The final phase of the search for MEN1 began in 1994 when Drs. Francis Collins and Settara C. Chandrasekharappa, experts in physical mapping and positional cloning, began collaborating with NIDDK's Drs. Stephen Marx and Allen Spiegel, who had been studying the disease for decades, in an attempt to find the responsible gene.
In 1988, researchers at the Karolinska Institute in Stockholm traced MEN1 to the long arm of chromosome 11, and Marx had confirmed the location the following year. Research groups around the world searched for the gene fruitlessly for several years thereafter. NIH researchers undertook a painstaking examination of DNA samples from several MEN1 families collected by NIDDK, and in 1994 began putting together a detailed physical map of the region that consisted of overlapping DNA fragments systematically assembled in their correct order. They carefully eliminated nearly a dozen candidate genes in the region, aided by scientists at the National Cancer Institute who helped narrow the candidate interval by elegant microdissection of tumors.
After targeted DNA sequencing by scientists at the University of Oklahoma, Dr. Marx and colleagues were able to locate one gene--the 12th they examined--that contained mutations only in affected family members. The Science paper reports that the researchers were able to identify 12 different mutations in 14 of the 15 families studied. The National Center for Biotechnology Information at the National Library of Medicine analyzed sequence data and found that the MEN1 protein product, menin, resembles no other protein in its databases.
How will identification of the gene help patients?

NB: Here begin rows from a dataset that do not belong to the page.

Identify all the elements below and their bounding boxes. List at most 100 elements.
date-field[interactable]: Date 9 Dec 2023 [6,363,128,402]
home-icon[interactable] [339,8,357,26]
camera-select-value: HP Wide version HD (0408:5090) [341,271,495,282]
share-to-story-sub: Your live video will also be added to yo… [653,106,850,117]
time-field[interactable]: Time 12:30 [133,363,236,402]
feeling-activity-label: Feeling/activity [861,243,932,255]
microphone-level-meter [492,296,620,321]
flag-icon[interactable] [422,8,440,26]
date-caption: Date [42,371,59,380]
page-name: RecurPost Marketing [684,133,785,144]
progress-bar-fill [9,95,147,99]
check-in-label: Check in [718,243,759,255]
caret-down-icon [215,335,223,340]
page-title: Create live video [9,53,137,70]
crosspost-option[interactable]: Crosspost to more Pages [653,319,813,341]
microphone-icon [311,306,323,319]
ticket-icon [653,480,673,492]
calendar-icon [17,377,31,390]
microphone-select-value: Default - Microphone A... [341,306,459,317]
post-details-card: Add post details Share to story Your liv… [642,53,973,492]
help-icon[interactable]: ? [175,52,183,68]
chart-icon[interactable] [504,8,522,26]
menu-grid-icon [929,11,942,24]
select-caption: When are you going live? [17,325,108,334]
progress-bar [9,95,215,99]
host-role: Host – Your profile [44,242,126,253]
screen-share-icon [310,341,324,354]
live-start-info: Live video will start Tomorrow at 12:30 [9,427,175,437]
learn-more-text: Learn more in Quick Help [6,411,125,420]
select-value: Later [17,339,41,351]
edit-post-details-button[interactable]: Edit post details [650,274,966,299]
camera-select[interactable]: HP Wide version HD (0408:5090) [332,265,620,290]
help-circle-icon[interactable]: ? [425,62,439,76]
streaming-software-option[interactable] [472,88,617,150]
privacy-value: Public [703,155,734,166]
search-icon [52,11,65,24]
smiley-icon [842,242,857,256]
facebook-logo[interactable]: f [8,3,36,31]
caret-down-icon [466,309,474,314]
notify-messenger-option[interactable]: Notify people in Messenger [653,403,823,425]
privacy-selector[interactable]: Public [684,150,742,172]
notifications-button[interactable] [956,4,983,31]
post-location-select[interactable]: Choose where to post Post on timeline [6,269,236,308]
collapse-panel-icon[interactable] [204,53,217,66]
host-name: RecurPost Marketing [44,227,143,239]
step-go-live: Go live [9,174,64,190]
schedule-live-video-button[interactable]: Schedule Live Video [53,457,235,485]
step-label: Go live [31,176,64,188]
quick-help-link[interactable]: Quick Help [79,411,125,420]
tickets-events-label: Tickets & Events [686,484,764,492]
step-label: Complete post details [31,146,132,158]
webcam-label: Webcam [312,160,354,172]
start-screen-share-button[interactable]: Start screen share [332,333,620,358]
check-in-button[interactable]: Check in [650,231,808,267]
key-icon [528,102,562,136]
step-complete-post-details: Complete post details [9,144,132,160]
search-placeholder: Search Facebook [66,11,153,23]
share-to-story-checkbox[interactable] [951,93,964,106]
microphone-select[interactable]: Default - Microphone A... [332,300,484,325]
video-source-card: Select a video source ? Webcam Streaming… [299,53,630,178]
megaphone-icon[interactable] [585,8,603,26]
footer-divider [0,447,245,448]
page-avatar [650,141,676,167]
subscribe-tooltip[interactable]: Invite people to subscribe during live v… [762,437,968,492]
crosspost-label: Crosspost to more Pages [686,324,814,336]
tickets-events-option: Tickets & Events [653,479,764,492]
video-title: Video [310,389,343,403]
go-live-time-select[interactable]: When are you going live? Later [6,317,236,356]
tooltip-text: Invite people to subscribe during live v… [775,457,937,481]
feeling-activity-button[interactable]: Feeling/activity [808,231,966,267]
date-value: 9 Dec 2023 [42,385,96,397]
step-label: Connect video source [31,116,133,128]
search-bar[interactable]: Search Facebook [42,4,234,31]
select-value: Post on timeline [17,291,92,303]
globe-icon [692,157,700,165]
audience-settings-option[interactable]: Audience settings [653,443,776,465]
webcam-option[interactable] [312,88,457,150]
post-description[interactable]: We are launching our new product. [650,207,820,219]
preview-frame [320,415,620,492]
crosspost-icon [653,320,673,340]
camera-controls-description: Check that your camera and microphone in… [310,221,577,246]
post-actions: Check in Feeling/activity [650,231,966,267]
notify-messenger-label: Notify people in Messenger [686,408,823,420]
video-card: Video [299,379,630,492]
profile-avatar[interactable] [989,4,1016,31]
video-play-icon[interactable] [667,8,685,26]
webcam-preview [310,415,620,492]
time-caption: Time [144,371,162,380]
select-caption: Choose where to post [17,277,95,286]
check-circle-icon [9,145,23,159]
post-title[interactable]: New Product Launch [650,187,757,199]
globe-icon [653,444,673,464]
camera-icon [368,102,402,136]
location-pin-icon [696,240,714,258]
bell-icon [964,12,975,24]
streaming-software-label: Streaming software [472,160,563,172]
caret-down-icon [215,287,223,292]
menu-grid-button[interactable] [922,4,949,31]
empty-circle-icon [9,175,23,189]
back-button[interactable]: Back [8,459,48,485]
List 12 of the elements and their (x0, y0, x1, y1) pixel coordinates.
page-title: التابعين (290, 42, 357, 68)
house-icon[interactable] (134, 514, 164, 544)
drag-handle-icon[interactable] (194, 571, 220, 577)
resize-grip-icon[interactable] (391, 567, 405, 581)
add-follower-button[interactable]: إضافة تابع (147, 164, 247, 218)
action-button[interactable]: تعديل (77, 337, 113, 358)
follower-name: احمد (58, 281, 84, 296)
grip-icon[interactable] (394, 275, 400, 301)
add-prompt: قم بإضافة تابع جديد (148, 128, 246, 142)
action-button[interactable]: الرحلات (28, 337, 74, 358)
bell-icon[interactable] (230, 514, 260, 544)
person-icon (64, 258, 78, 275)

The ability to test directly for MEN1 will relieve the minds of those members of familial MEN type 1 families who haven't inherited an abnormal MEN1 gene and therefore run no special risk of developing endocrine tumors. For those who do possess an abnormal gene, focused screenings can be done in an effort to prevent some of the serious consequences of the disease. Having the gene and its protein in hand may lead to new drugs and other strategies for dealing with both MEN1 and sporadic endocrine tumors and, the researchers hope, perhaps tumors in other organs as well.
Researchers at the NIH have already launched the next phase of their research into this novel gene and its apparently unique protein; they are investigating whether altered MEN1 genes are found in sporadic endocrine tumors and other tumors as well. In addition, researchers hope to learn the gene's precise function by studying where it is located in cells and with what genes it interacts. They are also making knockout mice lacking MEN1 function, in an attempt to create a mouse model of the disease that will speed clinical studies.